Critical numbers play a crucial role in calculus. They are points in the domain of a function where the derivative is either zero or undefined. To find these critical numbers for a function like

• Start by differentiating the function to get its first derivative.
• Set the derivative equal to zero.
• Solve for the variable to find the critical numbers.

In the original exercise for the function \(f(t) = t^{2} \sin(t)\), the derivative was found to be \(f^{\prime}(t) = 2t\sin(t) + t^{2}\cos(t)\). Setting this equal to zero gives you an equation to solve for \(t\), which determines the critical numbers. These points help in understanding the graph's behavior, pinpointing where the function may have relative maxima, minima, or saddle points.
Finding critical numbers is vital as they indicate where a function changes its increasing or decreasing trend, aiding in sketching its graph accurately.

A Computer Algebra System (CAS) streamlines and enhances the differentiation process by computing all necessary mathematical steps nearly instantaneously. In mathematical problems and exercises, particularly those involving derivatives, using a CAS like Mathematica, Maple, or MATLAB proves beneficial. It helps in ensuring:

• Accuracy: Reduces chances of manual error.
• Efficiency: Quickly computes complex derivatives.
• Insight: Visualizes results, such as derivative functions.

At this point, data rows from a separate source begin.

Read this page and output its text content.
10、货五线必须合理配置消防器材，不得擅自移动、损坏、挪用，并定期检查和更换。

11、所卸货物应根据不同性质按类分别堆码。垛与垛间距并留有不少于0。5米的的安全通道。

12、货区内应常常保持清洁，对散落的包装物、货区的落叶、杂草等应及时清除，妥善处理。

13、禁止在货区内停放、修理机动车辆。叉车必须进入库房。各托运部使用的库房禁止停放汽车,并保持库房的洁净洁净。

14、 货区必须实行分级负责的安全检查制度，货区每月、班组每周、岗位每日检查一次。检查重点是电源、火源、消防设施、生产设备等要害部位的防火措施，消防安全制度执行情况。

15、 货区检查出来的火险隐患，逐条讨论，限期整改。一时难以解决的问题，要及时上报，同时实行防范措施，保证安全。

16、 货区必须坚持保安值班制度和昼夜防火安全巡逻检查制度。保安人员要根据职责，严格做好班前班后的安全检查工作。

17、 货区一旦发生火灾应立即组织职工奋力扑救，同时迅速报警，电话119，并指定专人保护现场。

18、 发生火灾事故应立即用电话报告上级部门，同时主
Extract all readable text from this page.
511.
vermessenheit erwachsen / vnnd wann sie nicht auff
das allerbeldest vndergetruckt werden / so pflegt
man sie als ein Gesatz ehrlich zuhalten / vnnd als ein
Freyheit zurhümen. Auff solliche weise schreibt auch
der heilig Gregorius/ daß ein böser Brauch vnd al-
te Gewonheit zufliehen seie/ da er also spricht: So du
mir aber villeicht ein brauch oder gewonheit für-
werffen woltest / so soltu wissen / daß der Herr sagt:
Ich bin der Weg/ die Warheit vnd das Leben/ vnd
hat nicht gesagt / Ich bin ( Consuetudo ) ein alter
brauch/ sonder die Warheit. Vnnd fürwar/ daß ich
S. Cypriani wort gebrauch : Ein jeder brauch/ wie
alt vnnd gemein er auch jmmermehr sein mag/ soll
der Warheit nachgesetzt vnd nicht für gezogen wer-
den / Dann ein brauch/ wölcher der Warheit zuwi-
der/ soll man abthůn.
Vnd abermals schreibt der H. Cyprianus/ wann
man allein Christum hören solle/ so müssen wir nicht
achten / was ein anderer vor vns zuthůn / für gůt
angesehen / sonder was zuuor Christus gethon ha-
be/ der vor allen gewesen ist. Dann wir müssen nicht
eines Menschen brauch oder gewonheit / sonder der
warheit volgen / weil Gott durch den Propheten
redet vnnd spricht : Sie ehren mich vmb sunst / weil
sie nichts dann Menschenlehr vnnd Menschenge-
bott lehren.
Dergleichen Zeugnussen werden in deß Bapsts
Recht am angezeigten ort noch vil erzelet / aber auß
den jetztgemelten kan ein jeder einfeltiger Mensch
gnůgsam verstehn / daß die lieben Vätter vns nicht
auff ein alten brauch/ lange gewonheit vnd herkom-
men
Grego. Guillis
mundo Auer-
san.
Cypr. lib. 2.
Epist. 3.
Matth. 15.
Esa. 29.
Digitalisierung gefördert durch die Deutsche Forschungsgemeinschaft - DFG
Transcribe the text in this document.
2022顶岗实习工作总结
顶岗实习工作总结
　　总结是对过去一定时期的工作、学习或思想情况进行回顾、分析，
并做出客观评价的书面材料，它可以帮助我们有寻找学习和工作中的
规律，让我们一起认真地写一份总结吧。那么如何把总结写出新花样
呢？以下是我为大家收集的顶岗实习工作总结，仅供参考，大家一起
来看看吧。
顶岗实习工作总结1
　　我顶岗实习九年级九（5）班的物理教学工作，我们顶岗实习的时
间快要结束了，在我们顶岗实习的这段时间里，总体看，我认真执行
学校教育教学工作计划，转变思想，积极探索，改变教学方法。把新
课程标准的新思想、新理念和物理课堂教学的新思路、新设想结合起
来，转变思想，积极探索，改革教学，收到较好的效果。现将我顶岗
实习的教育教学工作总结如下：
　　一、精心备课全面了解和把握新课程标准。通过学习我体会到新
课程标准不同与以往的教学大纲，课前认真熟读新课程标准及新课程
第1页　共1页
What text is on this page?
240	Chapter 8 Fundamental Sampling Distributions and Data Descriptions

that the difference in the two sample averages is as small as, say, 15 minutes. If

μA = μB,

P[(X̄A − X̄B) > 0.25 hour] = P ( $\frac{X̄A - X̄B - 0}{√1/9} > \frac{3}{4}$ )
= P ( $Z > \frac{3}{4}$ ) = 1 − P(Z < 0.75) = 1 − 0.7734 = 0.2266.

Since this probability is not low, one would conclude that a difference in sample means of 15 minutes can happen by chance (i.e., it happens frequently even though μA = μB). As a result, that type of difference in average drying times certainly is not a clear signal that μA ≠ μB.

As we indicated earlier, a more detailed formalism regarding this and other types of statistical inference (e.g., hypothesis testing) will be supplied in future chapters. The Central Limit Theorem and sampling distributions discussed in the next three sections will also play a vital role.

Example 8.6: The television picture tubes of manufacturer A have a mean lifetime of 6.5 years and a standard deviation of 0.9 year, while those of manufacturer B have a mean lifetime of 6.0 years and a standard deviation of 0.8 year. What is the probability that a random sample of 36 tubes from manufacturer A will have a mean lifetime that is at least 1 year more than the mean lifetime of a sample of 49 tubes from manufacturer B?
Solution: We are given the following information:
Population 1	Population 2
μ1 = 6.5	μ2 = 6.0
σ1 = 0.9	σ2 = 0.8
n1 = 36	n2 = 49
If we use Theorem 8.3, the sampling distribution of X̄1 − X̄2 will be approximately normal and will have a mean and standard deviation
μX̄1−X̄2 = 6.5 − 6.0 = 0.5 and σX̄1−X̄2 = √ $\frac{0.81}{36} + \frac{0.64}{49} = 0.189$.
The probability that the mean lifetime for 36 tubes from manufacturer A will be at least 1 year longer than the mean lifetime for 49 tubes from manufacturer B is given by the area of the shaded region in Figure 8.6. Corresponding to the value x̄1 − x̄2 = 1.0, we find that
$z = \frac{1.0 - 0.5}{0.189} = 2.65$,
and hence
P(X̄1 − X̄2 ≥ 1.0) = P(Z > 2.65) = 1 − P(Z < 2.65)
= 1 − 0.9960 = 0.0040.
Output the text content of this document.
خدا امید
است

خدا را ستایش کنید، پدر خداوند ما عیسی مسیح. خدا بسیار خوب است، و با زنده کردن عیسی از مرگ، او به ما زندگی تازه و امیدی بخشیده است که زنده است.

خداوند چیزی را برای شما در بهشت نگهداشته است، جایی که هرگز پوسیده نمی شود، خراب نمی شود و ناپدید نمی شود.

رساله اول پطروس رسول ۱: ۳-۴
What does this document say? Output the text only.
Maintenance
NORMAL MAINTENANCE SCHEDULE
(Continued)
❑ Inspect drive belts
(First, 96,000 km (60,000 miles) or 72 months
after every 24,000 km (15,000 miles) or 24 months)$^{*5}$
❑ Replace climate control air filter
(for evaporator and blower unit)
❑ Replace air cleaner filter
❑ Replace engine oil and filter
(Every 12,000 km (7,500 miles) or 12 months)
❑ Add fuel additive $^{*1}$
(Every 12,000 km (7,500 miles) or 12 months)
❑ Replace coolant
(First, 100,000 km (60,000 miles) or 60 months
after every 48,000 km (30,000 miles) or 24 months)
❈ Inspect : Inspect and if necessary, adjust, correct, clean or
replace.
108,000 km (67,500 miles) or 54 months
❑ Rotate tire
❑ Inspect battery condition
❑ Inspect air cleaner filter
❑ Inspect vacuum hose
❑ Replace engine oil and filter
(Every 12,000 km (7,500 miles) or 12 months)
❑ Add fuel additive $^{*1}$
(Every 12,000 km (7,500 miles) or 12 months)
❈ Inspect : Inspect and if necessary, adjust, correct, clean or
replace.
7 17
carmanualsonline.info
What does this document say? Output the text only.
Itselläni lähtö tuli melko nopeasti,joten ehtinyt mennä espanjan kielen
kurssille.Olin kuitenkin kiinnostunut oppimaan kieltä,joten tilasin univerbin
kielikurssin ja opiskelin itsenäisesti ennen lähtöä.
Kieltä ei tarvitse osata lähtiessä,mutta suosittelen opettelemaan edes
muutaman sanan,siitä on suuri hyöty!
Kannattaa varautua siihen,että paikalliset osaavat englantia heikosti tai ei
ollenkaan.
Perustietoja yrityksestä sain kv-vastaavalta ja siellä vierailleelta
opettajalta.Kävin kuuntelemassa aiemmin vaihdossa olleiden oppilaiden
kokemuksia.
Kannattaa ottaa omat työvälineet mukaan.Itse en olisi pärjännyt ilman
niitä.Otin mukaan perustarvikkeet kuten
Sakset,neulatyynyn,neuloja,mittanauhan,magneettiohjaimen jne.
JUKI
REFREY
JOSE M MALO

For example, differentiating the function \(f(t) = t^{2} \sin(t)\), manually involves applying the product rule. A CAS simplifies this, producing the derivative \(f^{\prime}(t) = 2t\sin(t) + t^{2}\cos(t)\) accurately and promptly.
By utilizing a CAS, students can focus more on understanding concepts rather than becoming bogged down by intricate calculations. It also assists in corroborating manually derived solutions, providing an additional layer of verification for mathematical results.

Interval analysis is a valuable process to examine the behavior of functions, especially concerning their derivatives. After determining the critical numbers of a function, the next step is to analyze intervals formed by these critical points.The original problem involves analyzing where the derivative \(f^{\prime}(t) = 2t\sin(t) + t^{2}\cos(t)\) is positive or negative. Interval analysis helps accomplish this through these steps:

• Establish the critical numbers as boundaries for the intervals.
• Choose test points within each interval to substitute into the derivative equation.
• Observe if the derivative's sign is positive or negative in each segment.

This positive or negative indication informs you whether the function is increasing or decreasing in that interval.
For instance, pinpointing intervals where the derivative is positive indicates that the function \(f(t)\) is increasing. Conversely, negative intervals show where \(f(t)\) is decreasing. This technique is crucial for fully understanding the shape and behavior of the graph of a function over specific ranges.